Adrenal

Insuficiência adrenal induzida por glicocorticoides

Introdução 

A supressão do eixo hipotálamo-hipófise-adrenal (HPA) é um efeito inevitável da terapia crônica com glicocorticoides (GC) exógenos e a recuperação da função adrenal varia muito entre os indivíduos.  

Os glicocorticoides suprimem a atividade do eixo HPA ao inibir a produção do hormônio liberador de corticotropina (CRH) pelo hipotálamo e do hormônio adrenocorticotrófico (ACTH) pela hipófise. A inibição de CRH e ACTH induzida por glicocorticoides exógenos é semelhante aos mecanismos envolvidos no feedback negativo fisiológico do cortisol. 

A duração prolongada da terapia suprafisiológica com glicocorticoides muitas vezes leva a uma redução na capacidade de resposta global da glândula pituitária anterior. 

O grau e a persistência da supressão do eixo HPA após a interrupção da terapia com glicocorticoides dependem da exposição geral, que, entre outros fatores, é determinada pela potência do GC, dose de GC, duração da terapia e suscetibilidade individual. Notavelmente, qualquer via de administração tem potencial de supressão do eixo HPA, incluindo administração oral, tópica, inalada, intranasal, intravenosa e intra-articular. 

Dose de terapia com GC que representa risco de insuficiência adrenal : qualquer dose superior ao equivalente diário de hidrocortisona de 15-25 mg (4-6 mg de prednisona ou prednisolona, ​​3-5 mg de metilprednisona, 0,25-0,5 mg de dexametasona). Usados por mais de 3 a 4 semanas. 

Durante a redução inicial dos glicocorticoides, os níveis de ACTH e cortisol permanecem suprimidos. Quando a dose da terapia com glicocorticoides é reduzida, o hipotálamo e a glândula pituitária começam a se recuperar, resultando no aumento da produção de ACTH. O aumento do ACTH pode promover a recuperação da função adrenal levando ao aumento e recuperação do cortisol. A recuperação completa da produção de cortisol pode permanecer prejudicada numa minoria de pacientes 

Alguns estudos, avaliando testes bioquímicos para o diagnóstico de insuficiência adrenal (e não sintomas), uma porcentagem de acometimento de 4,2% para uso nasal, 48,7% nasal combinado com oral, e 52% para uso intra-articular. 

Recomendações 

Os médicos que prescrevem terapia com GC suprafisiológicos de longo prazo devem educar ativamente seus pacientes sobre o potencial desenvolvimento de manifestações adversas associadas. 

Pacientes que usam corticoide por menos de 3 a 4 semanas, independente da dose, não tem necessidade de realizar retirada gradual, podendo ser interrompidos.  Não há evidências de que esses curtos períodos de tratamento levem à supressão clinicamente relevante do eixo HPA. 

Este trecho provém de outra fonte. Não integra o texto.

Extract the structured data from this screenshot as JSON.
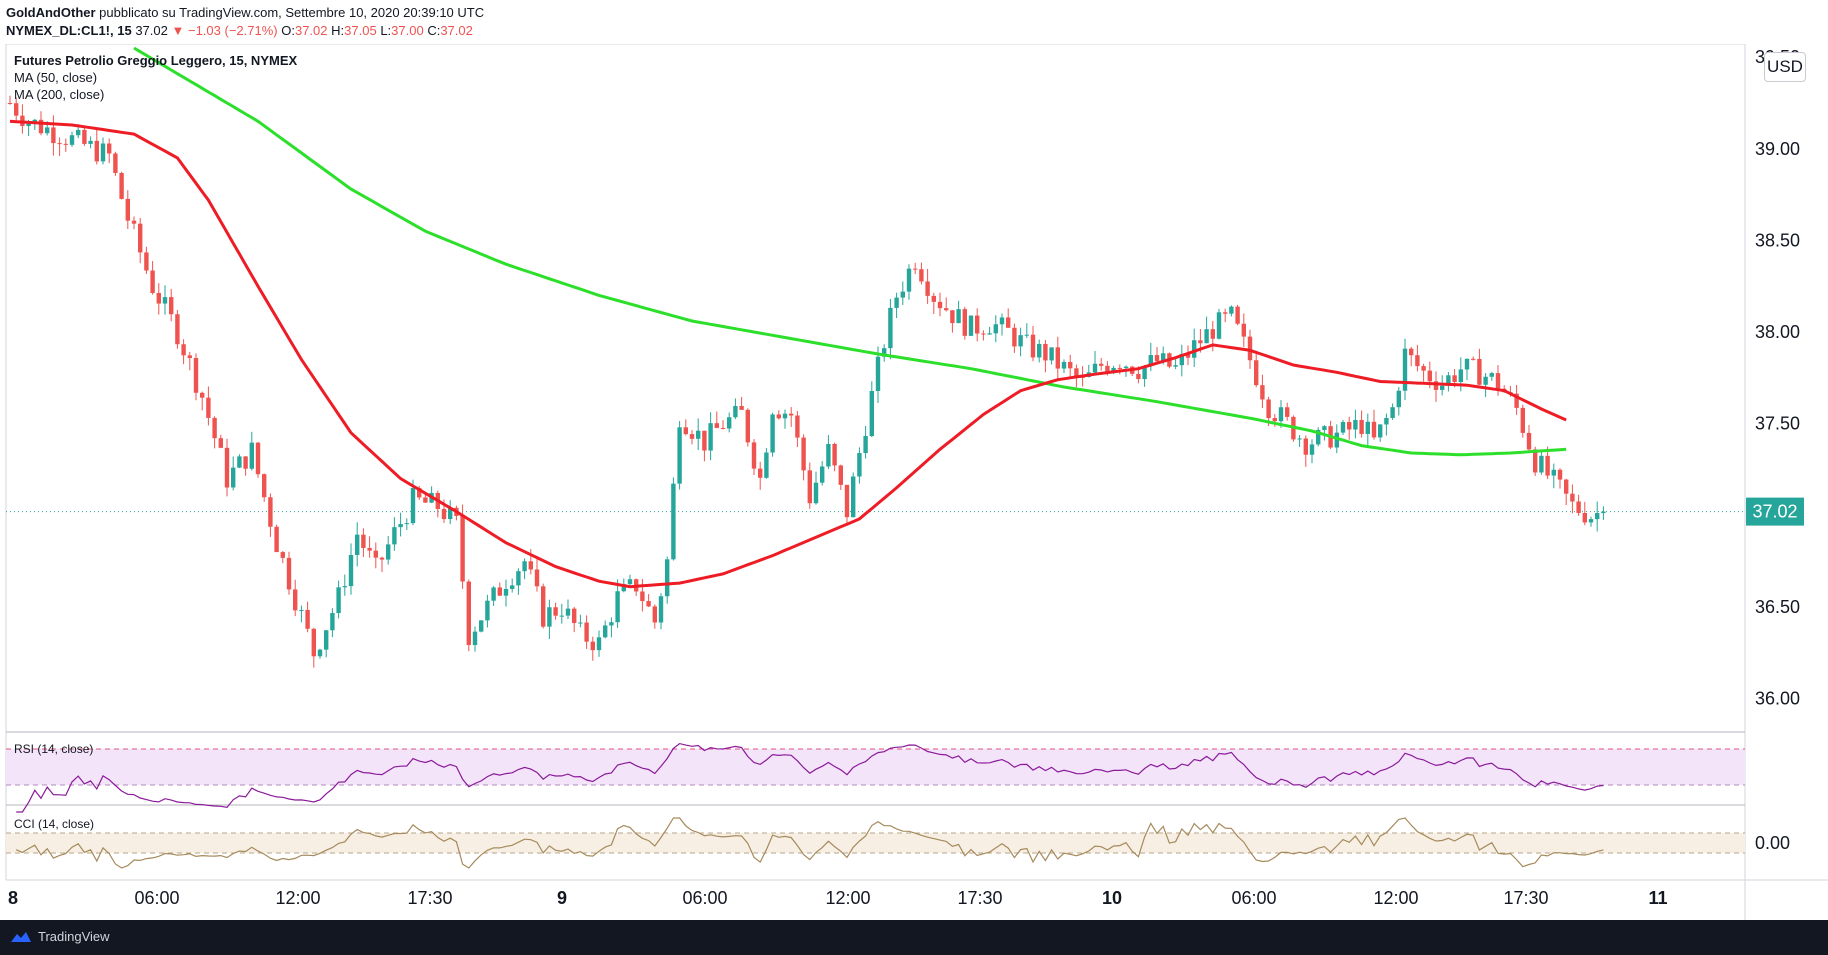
{
  "header": {
    "author": "GoldAndOther",
    "published_text": "pubblicato su TradingView.com, Settembre 10, 2020 20:39:10 UTC",
    "symbol": "NYMEX_DL:CL1!, 15",
    "last": "37.02",
    "change": "▼ −1.03 (−2.71%)",
    "ohlc": {
      "o_label": "O:",
      "o": "37.02",
      "h_label": "H:",
      "h": "37.05",
      "l_label": "L:",
      "l": "37.00",
      "c_label": "C:",
      "c": "37.02"
    }
  },
  "legend": {
    "title": "Futures Petrolio Greggio Leggero, 15, NYMEX",
    "ma50": "MA (50, close)",
    "ma200": "MA (200, close)"
  },
  "currency": "USD",
  "price_label": "37.02",
  "rsi_label": "RSI (14, close)",
  "cci_label": "CCI (14, close)",
  "cci_axis": "0.00",
  "brand": "TradingView",
  "colors": {
    "up": "#26a69a",
    "down": "#ef5350",
    "ma50": "#ee1c25",
    "ma200": "#2cdf2b",
    "rsi_line": "#8b1a9a",
    "rsi_band": "#f3e4fa",
    "cci_line": "#a68a5c",
    "cci_band": "#f7efe4",
    "price_badge": "#26a69a"
  },
  "chart_data": {
    "type": "candlestick",
    "title": "Futures Petrolio Greggio Leggero, 15, NYMEX",
    "y_ticks": [
      "39.50",
      "39.00",
      "38.50",
      "38.00",
      "37.50",
      "37.00",
      "36.50",
      "36.00"
    ],
    "ylim": [
      35.85,
      39.55
    ],
    "x_ticks": [
      "8",
      "06:00",
      "12:00",
      "17:30",
      "9",
      "06:00",
      "12:00",
      "17:30",
      "10",
      "06:00",
      "12:00",
      "17:30",
      "11"
    ],
    "last_price": 37.02,
    "close_path": [
      [
        0,
        39.25
      ],
      [
        3,
        39.15
      ],
      [
        8,
        39.08
      ],
      [
        12,
        39.02
      ],
      [
        16,
        38.96
      ],
      [
        19,
        38.62
      ],
      [
        23,
        38.25
      ],
      [
        27,
        38.0
      ],
      [
        31,
        37.65
      ],
      [
        35,
        37.2
      ],
      [
        39,
        37.35
      ],
      [
        43,
        36.85
      ],
      [
        46,
        36.55
      ],
      [
        49,
        36.25
      ],
      [
        53,
        36.55
      ],
      [
        56,
        36.9
      ],
      [
        59,
        36.7
      ],
      [
        62,
        36.9
      ],
      [
        65,
        37.08
      ],
      [
        69,
        37.05
      ],
      [
        72,
        36.95
      ],
      [
        74,
        36.35
      ],
      [
        77,
        36.5
      ],
      [
        80,
        36.65
      ],
      [
        83,
        36.75
      ],
      [
        86,
        36.45
      ],
      [
        89,
        36.5
      ],
      [
        92,
        36.35
      ],
      [
        95,
        36.3
      ],
      [
        98,
        36.55
      ],
      [
        101,
        36.62
      ],
      [
        104,
        36.42
      ],
      [
        106,
        36.75
      ],
      [
        108,
        37.55
      ],
      [
        112,
        37.4
      ],
      [
        115,
        37.5
      ],
      [
        118,
        37.55
      ],
      [
        121,
        37.2
      ],
      [
        123,
        37.6
      ],
      [
        126,
        37.55
      ],
      [
        129,
        37.1
      ],
      [
        132,
        37.35
      ],
      [
        135,
        37.02
      ],
      [
        138,
        37.5
      ],
      [
        141,
        37.95
      ],
      [
        143,
        38.2
      ],
      [
        146,
        38.4
      ],
      [
        149,
        38.2
      ],
      [
        152,
        38.1
      ],
      [
        155,
        38.02
      ],
      [
        158,
        38.05
      ],
      [
        161,
        38.0
      ],
      [
        164,
        37.92
      ],
      [
        167,
        37.88
      ],
      [
        170,
        37.8
      ],
      [
        173,
        37.72
      ],
      [
        176,
        37.82
      ],
      [
        179,
        37.85
      ],
      [
        182,
        37.8
      ],
      [
        185,
        37.84
      ],
      [
        188,
        37.8
      ],
      [
        191,
        37.92
      ],
      [
        194,
        38.02
      ],
      [
        197,
        38.08
      ],
      [
        200,
        37.85
      ],
      [
        203,
        37.6
      ],
      [
        206,
        37.5
      ],
      [
        209,
        37.4
      ],
      [
        212,
        37.42
      ],
      [
        215,
        37.45
      ],
      [
        218,
        37.5
      ],
      [
        220,
        37.4
      ],
      [
        223,
        37.58
      ],
      [
        225,
        37.88
      ],
      [
        228,
        37.78
      ],
      [
        231,
        37.72
      ],
      [
        234,
        37.8
      ],
      [
        237,
        37.78
      ],
      [
        240,
        37.72
      ],
      [
        243,
        37.58
      ],
      [
        246,
        37.3
      ],
      [
        249,
        37.18
      ],
      [
        252,
        37.05
      ],
      [
        255,
        37.0
      ],
      [
        257,
        37.02
      ]
    ],
    "ma50_path": [
      [
        0,
        39.15
      ],
      [
        10,
        39.13
      ],
      [
        20,
        39.08
      ],
      [
        27,
        38.95
      ],
      [
        32,
        38.72
      ],
      [
        40,
        38.25
      ],
      [
        47,
        37.85
      ],
      [
        55,
        37.45
      ],
      [
        63,
        37.2
      ],
      [
        72,
        37.02
      ],
      [
        80,
        36.85
      ],
      [
        88,
        36.72
      ],
      [
        95,
        36.64
      ],
      [
        100,
        36.61
      ],
      [
        108,
        36.63
      ],
      [
        115,
        36.68
      ],
      [
        123,
        36.78
      ],
      [
        130,
        36.88
      ],
      [
        137,
        36.98
      ],
      [
        143,
        37.15
      ],
      [
        150,
        37.36
      ],
      [
        157,
        37.55
      ],
      [
        163,
        37.68
      ],
      [
        169,
        37.74
      ],
      [
        175,
        37.77
      ],
      [
        182,
        37.8
      ],
      [
        188,
        37.86
      ],
      [
        194,
        37.93
      ],
      [
        200,
        37.9
      ],
      [
        207,
        37.82
      ],
      [
        214,
        37.78
      ],
      [
        221,
        37.73
      ],
      [
        228,
        37.72
      ],
      [
        235,
        37.71
      ],
      [
        241,
        37.68
      ],
      [
        247,
        37.58
      ],
      [
        251,
        37.52
      ]
    ],
    "ma200_path": [
      [
        20,
        39.55
      ],
      [
        30,
        39.35
      ],
      [
        40,
        39.15
      ],
      [
        55,
        38.78
      ],
      [
        67,
        38.55
      ],
      [
        80,
        38.37
      ],
      [
        95,
        38.2
      ],
      [
        110,
        38.06
      ],
      [
        125,
        37.97
      ],
      [
        140,
        37.88
      ],
      [
        155,
        37.8
      ],
      [
        170,
        37.7
      ],
      [
        185,
        37.62
      ],
      [
        200,
        37.53
      ],
      [
        210,
        37.46
      ],
      [
        218,
        37.38
      ],
      [
        226,
        37.34
      ],
      [
        234,
        37.33
      ],
      [
        242,
        37.34
      ],
      [
        251,
        37.36
      ]
    ],
    "rsi": {
      "name": "RSI (14, close)",
      "upper": 70,
      "lower": 30
    },
    "cci": {
      "name": "CCI (14, close)",
      "upper": 100,
      "lower": -100,
      "zero_label": "0.00"
    }
  }
}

Nos pacientes que fazem uso prolongado de corticoide, após o controle da doença doença de base e quando for possível iniciar a retirada do medicamento, os GC são gradualmente reduzidos até se aproximar do equivalente fisiológico da dose diária (por exemplo, 4-6 mg de prednisona). 

Quando o paciente já está recebendo uma dose fisiológica, e tem objetivo de suspender o corticoide. A retirada por ser feita observado sinais e sintomas de insuficiência adrenal ou com teste do cortisol sérico matinal 24h após a última dose de corticoide. 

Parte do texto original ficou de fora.